Adel Imam est cet acteur comique qui, depuis bientôt un demi-siècle, triomphe sur les écrans arabes. Et dans cette région où l’intérêt pour la politique n’est pas un luxe mais, dans certains cas, une question de survie, il représente, selon ses propres termes (article en arabe), un « parti politique indépendant ».
Pas toujours si indépendant que cela si l’on se rappelle ses déclarations lors du mariage du fils de Hosni Moubarak (voir précédent billet), mais incontestablement très populaire.
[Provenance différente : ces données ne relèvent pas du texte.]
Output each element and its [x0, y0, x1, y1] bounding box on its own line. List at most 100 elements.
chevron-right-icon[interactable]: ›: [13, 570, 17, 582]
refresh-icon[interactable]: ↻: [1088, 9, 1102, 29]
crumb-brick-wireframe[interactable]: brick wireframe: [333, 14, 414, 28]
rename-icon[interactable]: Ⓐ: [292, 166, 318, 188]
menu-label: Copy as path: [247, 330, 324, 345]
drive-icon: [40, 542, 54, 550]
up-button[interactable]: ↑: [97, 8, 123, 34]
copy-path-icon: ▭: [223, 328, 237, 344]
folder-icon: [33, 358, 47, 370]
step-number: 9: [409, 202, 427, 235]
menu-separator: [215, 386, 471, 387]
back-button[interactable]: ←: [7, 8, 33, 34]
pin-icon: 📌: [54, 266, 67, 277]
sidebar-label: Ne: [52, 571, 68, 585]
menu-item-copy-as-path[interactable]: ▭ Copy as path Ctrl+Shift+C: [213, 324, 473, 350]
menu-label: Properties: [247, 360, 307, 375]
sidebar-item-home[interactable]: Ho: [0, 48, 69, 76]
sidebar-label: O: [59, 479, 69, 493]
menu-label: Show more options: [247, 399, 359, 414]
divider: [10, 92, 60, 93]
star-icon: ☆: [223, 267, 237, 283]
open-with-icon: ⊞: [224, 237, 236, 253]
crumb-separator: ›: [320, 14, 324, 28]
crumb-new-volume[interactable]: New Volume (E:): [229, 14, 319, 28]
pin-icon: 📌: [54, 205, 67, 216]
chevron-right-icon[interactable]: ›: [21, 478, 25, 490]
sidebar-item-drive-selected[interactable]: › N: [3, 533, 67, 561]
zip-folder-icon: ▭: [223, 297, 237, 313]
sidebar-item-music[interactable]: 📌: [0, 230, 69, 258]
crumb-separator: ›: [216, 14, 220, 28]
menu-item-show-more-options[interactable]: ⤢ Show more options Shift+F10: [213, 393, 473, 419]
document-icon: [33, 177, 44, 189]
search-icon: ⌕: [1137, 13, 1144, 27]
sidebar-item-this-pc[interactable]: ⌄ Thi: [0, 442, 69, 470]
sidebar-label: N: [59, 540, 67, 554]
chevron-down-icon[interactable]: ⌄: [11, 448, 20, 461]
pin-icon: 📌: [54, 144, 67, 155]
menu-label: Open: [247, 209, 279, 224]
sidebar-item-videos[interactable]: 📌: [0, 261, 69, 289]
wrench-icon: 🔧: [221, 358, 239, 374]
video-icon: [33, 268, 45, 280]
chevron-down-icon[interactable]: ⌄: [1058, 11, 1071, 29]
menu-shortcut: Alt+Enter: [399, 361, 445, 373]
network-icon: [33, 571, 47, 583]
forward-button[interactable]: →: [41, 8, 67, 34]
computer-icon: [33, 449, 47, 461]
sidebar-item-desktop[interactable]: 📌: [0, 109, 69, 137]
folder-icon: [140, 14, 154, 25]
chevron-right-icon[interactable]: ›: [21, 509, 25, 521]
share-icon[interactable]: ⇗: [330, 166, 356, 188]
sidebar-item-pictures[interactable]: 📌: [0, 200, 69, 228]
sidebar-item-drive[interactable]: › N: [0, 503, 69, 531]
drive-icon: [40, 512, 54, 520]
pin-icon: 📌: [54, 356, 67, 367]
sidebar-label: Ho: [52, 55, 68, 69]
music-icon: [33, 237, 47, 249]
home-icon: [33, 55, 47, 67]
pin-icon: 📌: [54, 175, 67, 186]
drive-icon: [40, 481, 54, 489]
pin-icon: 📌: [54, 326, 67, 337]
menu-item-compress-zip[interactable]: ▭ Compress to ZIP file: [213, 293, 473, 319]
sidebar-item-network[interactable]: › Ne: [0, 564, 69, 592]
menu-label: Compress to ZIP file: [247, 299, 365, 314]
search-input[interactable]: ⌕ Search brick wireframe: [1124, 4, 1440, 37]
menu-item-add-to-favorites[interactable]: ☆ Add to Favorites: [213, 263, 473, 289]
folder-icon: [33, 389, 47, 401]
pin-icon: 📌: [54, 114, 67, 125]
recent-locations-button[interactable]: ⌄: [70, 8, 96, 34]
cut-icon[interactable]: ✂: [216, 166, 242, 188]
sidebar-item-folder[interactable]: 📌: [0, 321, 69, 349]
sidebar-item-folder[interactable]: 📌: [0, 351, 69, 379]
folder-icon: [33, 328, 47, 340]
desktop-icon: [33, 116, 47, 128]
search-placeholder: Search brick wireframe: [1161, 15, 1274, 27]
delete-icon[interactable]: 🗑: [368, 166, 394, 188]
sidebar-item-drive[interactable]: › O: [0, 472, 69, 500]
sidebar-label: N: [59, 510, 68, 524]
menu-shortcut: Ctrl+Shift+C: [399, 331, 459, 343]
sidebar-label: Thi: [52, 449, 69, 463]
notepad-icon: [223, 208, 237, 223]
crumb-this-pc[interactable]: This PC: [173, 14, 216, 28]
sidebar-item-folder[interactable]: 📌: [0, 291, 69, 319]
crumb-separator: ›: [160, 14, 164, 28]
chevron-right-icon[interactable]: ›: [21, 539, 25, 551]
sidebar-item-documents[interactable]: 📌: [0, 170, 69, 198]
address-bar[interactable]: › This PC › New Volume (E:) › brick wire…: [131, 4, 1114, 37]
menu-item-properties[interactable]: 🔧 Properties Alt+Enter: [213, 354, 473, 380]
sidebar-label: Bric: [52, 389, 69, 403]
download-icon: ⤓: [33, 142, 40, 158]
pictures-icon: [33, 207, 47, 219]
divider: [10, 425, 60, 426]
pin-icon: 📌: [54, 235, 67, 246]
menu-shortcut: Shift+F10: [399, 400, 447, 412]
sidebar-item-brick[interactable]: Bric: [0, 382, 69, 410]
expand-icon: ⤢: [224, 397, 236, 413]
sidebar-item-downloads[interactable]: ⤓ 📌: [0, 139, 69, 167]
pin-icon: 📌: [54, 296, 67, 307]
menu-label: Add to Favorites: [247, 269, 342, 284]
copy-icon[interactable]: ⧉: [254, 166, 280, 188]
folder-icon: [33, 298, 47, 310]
Avec son humour canaille, sa gouaille de fort en gueule, Adel Imam illustre parfaitement une sorte d’archétype de l’« homme arabe moderne », à la fois viscéralement nationaliste et très critique vis-à-vis des pratiques religieuses excessives (comme dans son dernier film, Hassan et Morcos : voir cet autre billet).
Il se trouve qu’aux premiers jours des bombardements, alors qu’on ne mesurait pas encore sans doute toutes les horreurs à venir, Adel Imam a confié aux médias son point de vue sur les événements, en s’en prenant assez vivement aux manifestations de soutien dans le monde arabe à la population de Gaza, et plus encore au Hamas, coupable, par ses provocations, d’avoir déclanché la violence israélienne.
En s’exprimant ainsi, Adel Imam ne faisait qu’ajouter sa voix à toutes celles qui s’exprimaient dans les médias financés par le pouvoir saoudien notamment (la chaîne Al-Arabiyya, le quotidien Al-Sharq al-awsat par exemple, le quotidien en ligne Elaph, etc.), ces voix que les médias européens appellent les « Arabes modérés ». Des voix qui se sont visiblement abstenues de mettre trop d’obstacles sur la route d’un Etat israélien en pensant qu’il leur rendait un fier service en écrasant sous les bombes le nationalisme religieux du parti Hamas.
Mais la durée des bombardements sur Gaza, leur violence, le nombre des victimes, et d’autres facteurs sans doute (les images d’Al-Jazeera…), ont rendu totalement insupportables, et c’est peu dire, les déclarations du comique égyptien. Partout dans le monde arabe, les artistes et les intellectuels dans les journaux, les fans déçus par leur idole sur les sites internet, ont fait part de leur indignation. En Algérie, un groupuscule, proche d’Al-Qaïda paraît-il, a même prononcé une fatwa (article en arabe) rendant licite l’assassinat de la vedette égyptienne.
Celle-ci a profité de cette occasion pour revenir, tant bien que mal, sur ses propos et expliquer, tantôt que le Hamas était un mouvement de résistance légitime mais qu’il n’aurait pas dû se lancer dans une confrontation perdue d’avance, tantôt que ses critiques visaient en fait les Frères musulmans en Egypte et non pas les résistants palestiniens de Gaza (alors que les deux formations politiques sont pourtant fort proches idéologiquement).
Dans le même temps, le très officiel Syndicat des artistes a essayé de faire vibrer la fibre patriotique en évoquant les attaques de personnalités syriennes contre l’immense vedette nationale… Mais ce contre-feu n’a pas suffi et même dans la presse cairote, on n’a plus peur de critiquer ouvertement le zaïm, semble-t-il.
L’homme qui a eu le courage de rompre le siège de Beyrouth (par les armées israéliennes) en 1982 et qui a chassé quelques années plus tard l’ambassadeur israélien venu assister à une de ses représentations au Caire, le réalisateur de comédies« engagées » telles que Al-sifâra fîl-‘imâra (article en anglais) où l’on voit un simple citoyen découvrir la réalité de la politique israélienne, celui qui a incarné pour l’opinion populaire un certaine conception de l’arabité n’est plus aujourd’hui défendu que par les éditorialistes de la presse du Golfe (et ceux de France-Culture, Caroline Fourest en l’occurrence !)
A l’image d’un certain nombre de figures publiques de sa génération, Adel Imam - sans doute vaguement fidèle à ses idéaux de jeunesse mais de plus en plus « rangé des voitures » - a perdu le lien qui l’attachait à son public qui, islamique/islamiste ou non, se sent solidaire d’innocents sous les bombes.
On se demande aujourd’hui dans les médias arabes si le zaïm paiera ou non le prix de cette « trahison ». La réponse ne concerne pas que le sort d’une vedette vieillissante mais, en réalité, elle pose la question d’une cassure, irrémédiable, avec l’histoire des dernières décennies de l’arabisme.